Josephine Sacabo: El Mundo Inalcansable de Susana San Juan & Óyeme Con Los Ojos
December 11, 2015 – January 8, 2016
Opening: Friday, Dec 11, 6-8pm
Josephine Sacabo’s solo exhibition at the Consulate of Mexico will show photographs from two series, El Mundo Inalcansable de Susana San Juan & Óyeme Con Los Ojos. Inspired by the words of two of Mexico’s writers, Juan Rulfo and Sor Juana Ines de la Cruz respectively, the exhibition is focused on Mexico as the source of most of the Sacabo’s work.
Statements
El Mundo Inalcanzable de Susana San Juan is a series of photographs based on the Mexican novel “Pedro Páramo,“ a tragic myth of Mexico, by Juan Rulfo. The setting is a town in ruins; the characters, souls wandering in it, doing penance, telling their stories.
Among them is Susana San Juan, whose entire discourse is one of memory and delusions, delivered from her tomb. It is the story of a woman forced to take refuge in madness as a means of protecting her inner world from the ravages of the forces around her: a cruel and tyrannical patriarchy, a church that offers no redemption, the senseless violence of revolution, death itself.
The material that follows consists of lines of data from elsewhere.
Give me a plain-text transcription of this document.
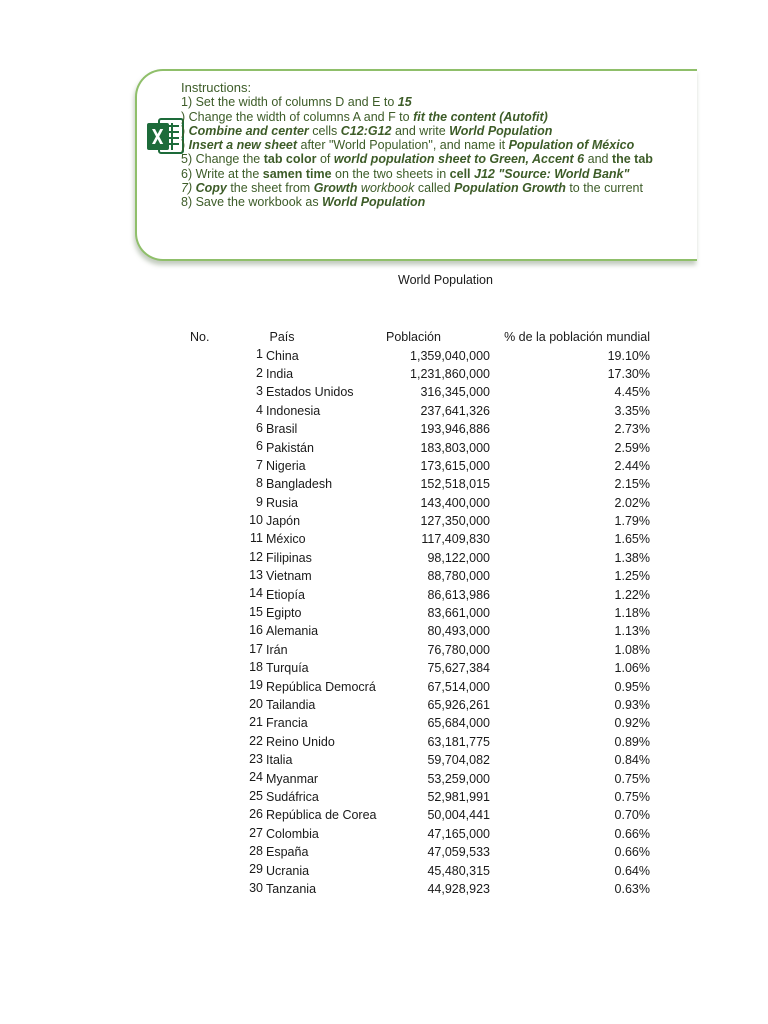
Instructions:
1) Set the width of columns D and E to 15
) Change the width of columns A and F to fit the content (Autofit)
) Combine and center cells C12:G12 and write World Population
) Insert a new sheet after "World Population", and name it Population of México
5) Change the tab color of world population sheet to Green, Accent 6 and the tab
6) Write at the samen time on the two sheets in cell J12 "Source: World Bank"
7) Copy the sheet from Growth workbook called Population Growth to the current
8) Save the workbook as World Population
World Population
No.	País	Población	% de la población mundial

1	China	1,359,040,000	19.10%

2	India	1,231,860,000	17.30%

3	Estados Unidos	316,345,000	4.45%

4	Indonesia	237,641,326	3.35%

6	Brasil	193,946,886	2.73%

6	Pakistán	183,803,000	2.59%

7	Nigeria	173,615,000	2.44%

8	Bangladesh	152,518,015	2.15%

9	Rusia	143,400,000	2.02%

10	Japón	127,350,000	1.79%

11	México	117,409,830	1.65%

12	Filipinas	98,122,000	1.38%

13	Vietnam	88,780,000	1.25%

14	Etiopía	86,613,986	1.22%

15	Egipto	83,661,000	1.18%

16	Alemania	80,493,000	1.13%

17	Irán	76,780,000	1.08%

18	Turquía	75,627,384	1.06%

19	República Democrá	67,514,000	0.95%

20	Tailandia	65,926,261	0.93%

21	Francia	65,684,000	0.92%

22	Reino Unido	63,181,775	0.89%

23	Italia	59,704,082	0.84%

24	Myanmar	53,259,000	0.75%

25	Sudáfrica	52,981,991	0.75%

26	República de Corea	50,004,441	0.70%

27	Colombia	47,165,000	0.66%

28	España	47,059,533	0.66%

29	Ucrania	45,480,315	0.64%

30	Tanzania	44,928,923	0.63%
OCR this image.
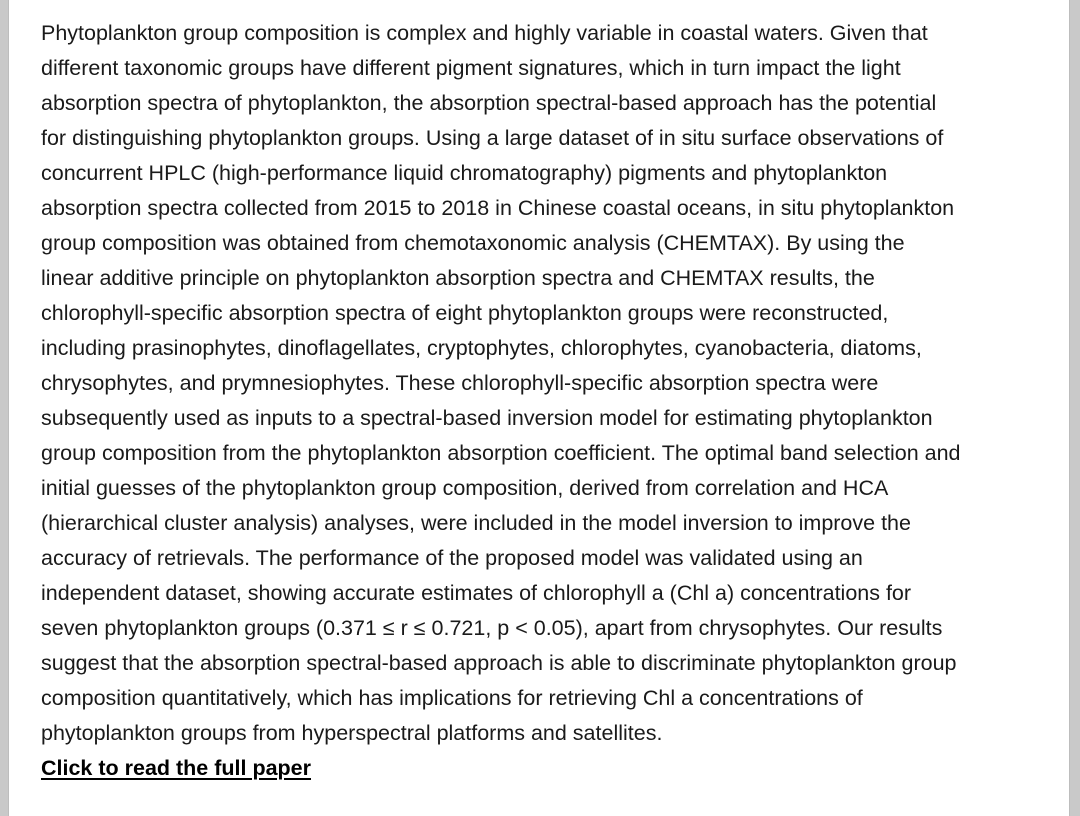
Phytoplankton group composition is complex and highly variable in coastal waters. Given that
different taxonomic groups have different pigment signatures, which in turn impact the light
absorption spectra of phytoplankton, the absorption spectral-based approach has the potential
for distinguishing phytoplankton groups. Using a large dataset of in situ surface observations of
concurrent HPLC (high-performance liquid chromatography) pigments and phytoplankton
absorption spectra collected from 2015 to 2018 in Chinese coastal oceans, in situ phytoplankton
group composition was obtained from chemotaxonomic analysis (CHEMTAX). By using the
linear additive principle on phytoplankton absorption spectra and CHEMTAX results, the
chlorophyll-specific absorption spectra of eight phytoplankton groups were reconstructed,
including prasinophytes, dinoflagellates, cryptophytes, chlorophytes, cyanobacteria, diatoms,
chrysophytes, and prymnesiophytes. These chlorophyll-specific absorption spectra were
subsequently used as inputs to a spectral-based inversion model for estimating phytoplankton
group composition from the phytoplankton absorption coefficient. The optimal band selection and
initial guesses of the phytoplankton group composition, derived from correlation and HCA
(hierarchical cluster analysis) analyses, were included in the model inversion to improve the
accuracy of retrievals. The performance of the proposed model was validated using an
independent dataset, showing accurate estimates of chlorophyll a (Chl a) concentrations for
seven phytoplankton groups (0.371 ≤ r ≤ 0.721, p < 0.05), apart from chrysophytes. Our results
suggest that the absorption spectral-based approach is able to discriminate phytoplankton group
composition quantitatively, which has implications for retrieving Chl a concentrations of
phytoplankton groups from hyperspectral platforms and satellites.
Click to read the full paper
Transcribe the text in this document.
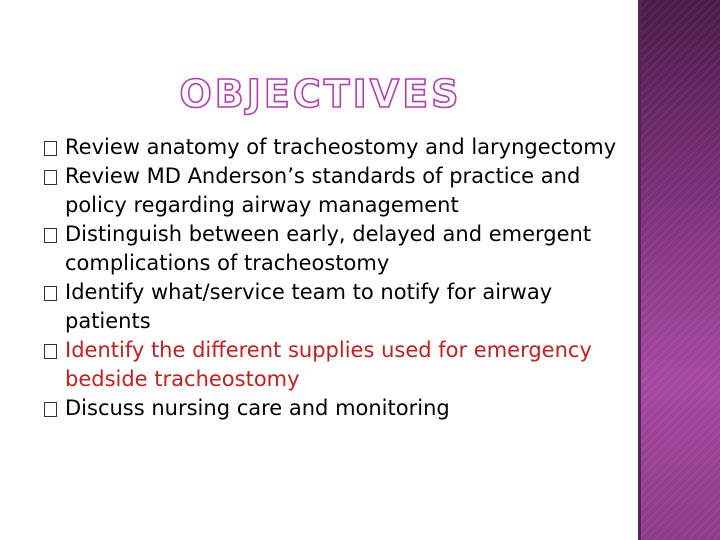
OBJECTIVES
Review anatomy of tracheostomy and laryngectomy
Review MD Anderson’s standards of practice and policy regarding airway management
Distinguish between early, delayed and emergent complications of tracheostomy
Identify what/service team to notify for airway patients
Identify the different supplies used for emergency bedside tracheostomy
Discuss nursing care and monitoring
These photographs are my attempt to depict this world as seen through the eyes of its tragic heroine. It is my homage in images to Mexico, to Juan Rulfo and to Susana San Juans everywhere who will not be possessed.
Óyeme Con Los Ojos (“Hear Me With Your Eyes”)
For Sor Juana
This series was inspired by the life and work of Sor Juana Inés de la Cruz, the 17th century Mexican nun who was one of the greatest poets and intellectuals of the American continent. She created the most renowned salon of her time from behind the bars of her cloistered cell.
And in that cell she studied science and philosophy,wrote poems, plays, and music, and championed women’s right to intellectual and spiritual freedom.
In the end, after resisting valiantly for over 20 years, she was silenced by the Inquisition.
It is my hope that these images will break that silence and we will once again “hear her with our eyes”.
Bio
Josephine Sacabo is an internationally renowned artist, who divides her time between New Orleans and Mexico. Both places inform her work, resulting in imagery that is as dreamlike, surreal, and romantic as the places that she calls home.
Born in Laredo, Texas, in 1944, Sacabo was educated at Bard College in New York. Prior to coming to New Orleans, she lived and worked extensively in France and England. Her earlier work was in the photo-journalistic tradition and influenced by Robert Frank, Josef Koudelka, and Henri Cartier-Bresson. She now works in a very subjective, introspective style, using poetry as the genesis for her work. Her many portfolios are visual manifestations of the written word, and she lists poets as her most important influences, including Rilke, Baudelaire and Sor Juana Ines de la Cruz. Her images transfer the viewer into a world of constructed beauty.
During her 36-year career her work has been featured in over 40 gallery and museum exhibitions in the U.S., Europe and Mexico. She has been the recipient of multiple awards and is included in the permanent collections of the George Eastman House, the International Center of Photography, the Metropolitan Museum of Art and la Bibliothéque Nationale, Paris, France. She is represented by: A Gallery for Fine Photography, Catherine Edelman Gallery, Stephen Clark Gallery and Verve Gallery of Photography.